I have been volunteering on Friday afternoons in a community writing project that serves people who are dealing with issues of homelessness. Generally between three and five people show up each week at our room in the public library, sometimes fewer. I am one of three writer-volunteers at these sessions, and with those numbers it has worked well for us to match up in pairs or threes and take part in individual conversations with participants.

Yesterday, however, one of our regulars appeared with about eight people in tow. He'd convinced them all that they ought to come share their stories, that they ought to write with us, and the sudden influx of new faces was overwhelming. They were uneasy, and we were uneasy too. I was particularly jangled because I'd planned to introduce a small poetry prompt to one or two people, and now I had a roomful of strangers whom I didn't yet know how to read.

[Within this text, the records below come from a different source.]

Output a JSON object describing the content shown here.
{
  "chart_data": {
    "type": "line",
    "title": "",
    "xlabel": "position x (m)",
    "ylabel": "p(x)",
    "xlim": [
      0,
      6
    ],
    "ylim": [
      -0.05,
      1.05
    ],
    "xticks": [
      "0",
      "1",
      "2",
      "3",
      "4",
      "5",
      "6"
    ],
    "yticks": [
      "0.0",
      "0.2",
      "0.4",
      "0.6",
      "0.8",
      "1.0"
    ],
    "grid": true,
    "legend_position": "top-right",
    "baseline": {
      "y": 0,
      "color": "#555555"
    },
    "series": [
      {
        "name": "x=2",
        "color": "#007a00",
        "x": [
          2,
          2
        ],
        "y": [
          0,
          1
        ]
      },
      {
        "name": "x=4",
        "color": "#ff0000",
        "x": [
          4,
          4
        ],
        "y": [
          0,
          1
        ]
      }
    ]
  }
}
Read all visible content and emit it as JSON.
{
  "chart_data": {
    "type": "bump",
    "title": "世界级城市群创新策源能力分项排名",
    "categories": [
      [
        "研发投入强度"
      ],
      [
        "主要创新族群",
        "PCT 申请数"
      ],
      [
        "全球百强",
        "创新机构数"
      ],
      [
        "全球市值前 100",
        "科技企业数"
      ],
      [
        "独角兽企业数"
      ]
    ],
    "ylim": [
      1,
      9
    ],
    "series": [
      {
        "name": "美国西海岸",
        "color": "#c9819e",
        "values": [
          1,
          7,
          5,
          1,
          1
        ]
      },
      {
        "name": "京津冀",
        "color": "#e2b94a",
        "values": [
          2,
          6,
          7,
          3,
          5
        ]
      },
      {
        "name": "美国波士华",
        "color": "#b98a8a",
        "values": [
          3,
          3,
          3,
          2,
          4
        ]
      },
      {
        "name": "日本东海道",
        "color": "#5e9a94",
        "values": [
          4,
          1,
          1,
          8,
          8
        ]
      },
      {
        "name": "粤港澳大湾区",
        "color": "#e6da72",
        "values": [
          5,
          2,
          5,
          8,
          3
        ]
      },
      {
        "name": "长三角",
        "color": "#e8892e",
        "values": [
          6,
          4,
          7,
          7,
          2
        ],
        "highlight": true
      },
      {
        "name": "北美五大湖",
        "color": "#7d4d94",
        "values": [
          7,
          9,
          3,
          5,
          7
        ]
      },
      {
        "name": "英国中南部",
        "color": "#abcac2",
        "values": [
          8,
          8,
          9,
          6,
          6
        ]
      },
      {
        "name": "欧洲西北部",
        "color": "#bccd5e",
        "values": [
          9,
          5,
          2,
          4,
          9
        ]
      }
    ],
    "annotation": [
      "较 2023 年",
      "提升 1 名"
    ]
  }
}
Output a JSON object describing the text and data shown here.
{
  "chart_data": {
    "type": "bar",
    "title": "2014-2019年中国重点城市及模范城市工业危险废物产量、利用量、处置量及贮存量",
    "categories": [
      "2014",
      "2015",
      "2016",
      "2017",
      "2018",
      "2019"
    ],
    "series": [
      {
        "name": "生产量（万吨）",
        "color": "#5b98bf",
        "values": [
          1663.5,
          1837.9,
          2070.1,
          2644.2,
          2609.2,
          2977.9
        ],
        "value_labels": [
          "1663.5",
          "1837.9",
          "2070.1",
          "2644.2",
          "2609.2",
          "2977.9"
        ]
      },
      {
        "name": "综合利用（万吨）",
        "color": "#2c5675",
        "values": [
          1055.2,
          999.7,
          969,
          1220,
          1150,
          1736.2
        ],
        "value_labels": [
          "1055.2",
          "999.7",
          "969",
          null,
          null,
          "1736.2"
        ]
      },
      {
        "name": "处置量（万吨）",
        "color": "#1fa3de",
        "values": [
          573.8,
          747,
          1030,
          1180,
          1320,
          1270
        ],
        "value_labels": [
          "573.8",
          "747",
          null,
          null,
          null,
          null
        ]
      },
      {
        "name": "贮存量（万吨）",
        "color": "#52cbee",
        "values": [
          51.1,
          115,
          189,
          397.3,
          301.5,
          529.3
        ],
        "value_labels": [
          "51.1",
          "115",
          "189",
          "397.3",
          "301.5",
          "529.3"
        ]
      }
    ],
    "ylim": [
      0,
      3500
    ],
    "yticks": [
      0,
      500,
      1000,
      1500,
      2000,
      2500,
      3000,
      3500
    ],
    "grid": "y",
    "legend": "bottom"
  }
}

There were introductions, and it was clear that the new group members ran the gambit from bitter young person, to ex-felon, to shell-shocked refugee, to grieving parent . . . the confusion and misery and anxiety were palpable, but so was the bravery they'd called on in order to enter into this strange scenario.

Still, here I was stuck with having to speak to everyone about poems, and there is no one who is more nervous about poetry than a poet.

So I introduced a tiny prose poem by the Burundian poet Ketty Nivyabandi, a poem about being homesick. It describes, vividly and economically, a city street scene . . . a street very different from a Portland one yet recognizable too. And then I suggested that they write their own descriptions of a street they knew well: perhaps one they see every day, perhaps one they recall from another time in their lives. I mentioned that, if they got stuck, they could add a word such as on, in, above, below, across, because those can be good triggers for helping a writer add details about a place.

And then every one of them sat quietly and wrote.

What they shared afterward was stunning in its beauty, and its individuality, and its emotional resonance. As they listened to each other's pieces, I could see that they, too, were stunned: by their own creations and by the words of their colleagues. I know that the three writer-volunteers were barely breathing. At this moment everyone in that room recognized that the act of reading and writing a poem can change the course of a life . . . not permanently, not alone--I don't want to exaggerate here--but the communal bond was powerful in a way that I am unable to describe.

I don't know if any of these people will manage to come back next week. Given the chaos of their lives, that alone would be a miracle of sorts. But they have intentions to try again; they have a sliver of confidence that they may, indeed, reappear. They carefully wrote down the time and place; they tried to give themselves an assignment to do it again. And they were not anxious when they left. They were smiling and tearful, in ways that I have seen at the Frost Place. They felt the power of themselves as a cadre: one with deep feelings and vital memories.

For the writer-volunteers, I think this was an afternoon of both humility and wonder. I, at least, felt as if I had done nothing except open the space and remove myself to its edges. The small poem did the work.

2 comments:

Ruth said...

If I could draw a BIG heart right here, I would. The very best teaching is opening the door, stepping aside, and inviting learners in. Yesterday, that little poem was the door, you stepped aside, and they went in. I’m getting a bit teary right now.

Maureen said...

This makes me so happy to read, Dawn.

(I'm going to be away for a couple of weeks and probably won't have access to the Web. So, enjoy a wonderful Easter holiday.)